You read that right.
June 22, 2017
By Ola Lisowski
MacIver Institute Research Associate
On Wednesday, the Assembly passed a long, technical bill making changes to Wisconsin’s school choice programs. If signed into law, choice schools will be required to – for the first time – conduct background checks on employees. The Department of Public Instruction (DPI) is supportive of the bill and twice testified in favor of it.
And yet, 30 Democrats in the Assembly and five Democrats in the Senate voted against the legislation. Why? Because choice schools like it.
The bill creates a more clear pathway for the Department of Public Instruction to kick schools out of the private choice programs if they commit fraud, fail to provide required financial information, or if they fail to conduct the required background checks. DPI asked for this provision in its budget request.
The legislation also revises the funding formula for the Special Needs Scholarship Program, sending more money to public schools, another idea asked for by DPI.
The required background checks? You guessed it – included in DPI’s budget request. Many of the bill’s provisions were originally requested by DPI but tossed by the Joint Finance Committee as non-fiscal policy items.

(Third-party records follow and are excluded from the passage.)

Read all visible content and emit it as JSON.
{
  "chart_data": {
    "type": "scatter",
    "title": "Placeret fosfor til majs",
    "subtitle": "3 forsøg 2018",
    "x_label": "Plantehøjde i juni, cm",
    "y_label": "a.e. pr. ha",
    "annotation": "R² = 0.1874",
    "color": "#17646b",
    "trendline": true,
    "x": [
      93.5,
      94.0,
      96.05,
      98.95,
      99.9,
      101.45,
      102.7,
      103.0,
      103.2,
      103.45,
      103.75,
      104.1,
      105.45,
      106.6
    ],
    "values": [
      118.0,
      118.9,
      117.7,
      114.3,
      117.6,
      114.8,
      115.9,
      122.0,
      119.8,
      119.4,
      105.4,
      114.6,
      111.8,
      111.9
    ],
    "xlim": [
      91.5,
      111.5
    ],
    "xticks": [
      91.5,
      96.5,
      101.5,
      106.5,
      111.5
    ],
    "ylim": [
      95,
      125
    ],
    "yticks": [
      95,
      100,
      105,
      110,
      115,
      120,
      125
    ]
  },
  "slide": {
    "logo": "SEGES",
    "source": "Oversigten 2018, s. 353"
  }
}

At the public hearings and executive sessions in both the Senate and Assembly committees, several Democrats spoke against the bill, asking why it moved so fast and why traditional public schools don’t get that kind of treatment.
Never mind the fact that the Assembly Committee on Education has worked for months cleaning up various program rules for public schools, that those rule changes passed the bipartisan committee unanimously and were also passed by the full Assembly this week.
Never mind that representatives of DPI sat directly in front of each committee, on the testimony stand, explaining why the department asked for the changes.
Never mind that if you eliminate a rule that was a never-before-used, worthless test of “accountability” to begin with, it’s still described by some as removing accountability standards.
It’s too close to those pesky choice programs, so even if it saves our otherwise beloved department time or money, it’s best to take the high road. Or something.
A few legislative sessions and many moons ago, Democrats on the Joint Finance Committee introduced amendment after amendment on the 2013-15 state budget, including one that would require background checks for prospective choice school employees. In a letter to supporters, Sen. Chris Larson (D-Milwaukee) called those amendments “common sense” motions that would “increase accountability and transparency.”
The very same senator even introduced a standalone bill on the issue. Yet a few years later, given the opportunity to bring the requirement into law, he and four other senators voted against the very same idea. How times change.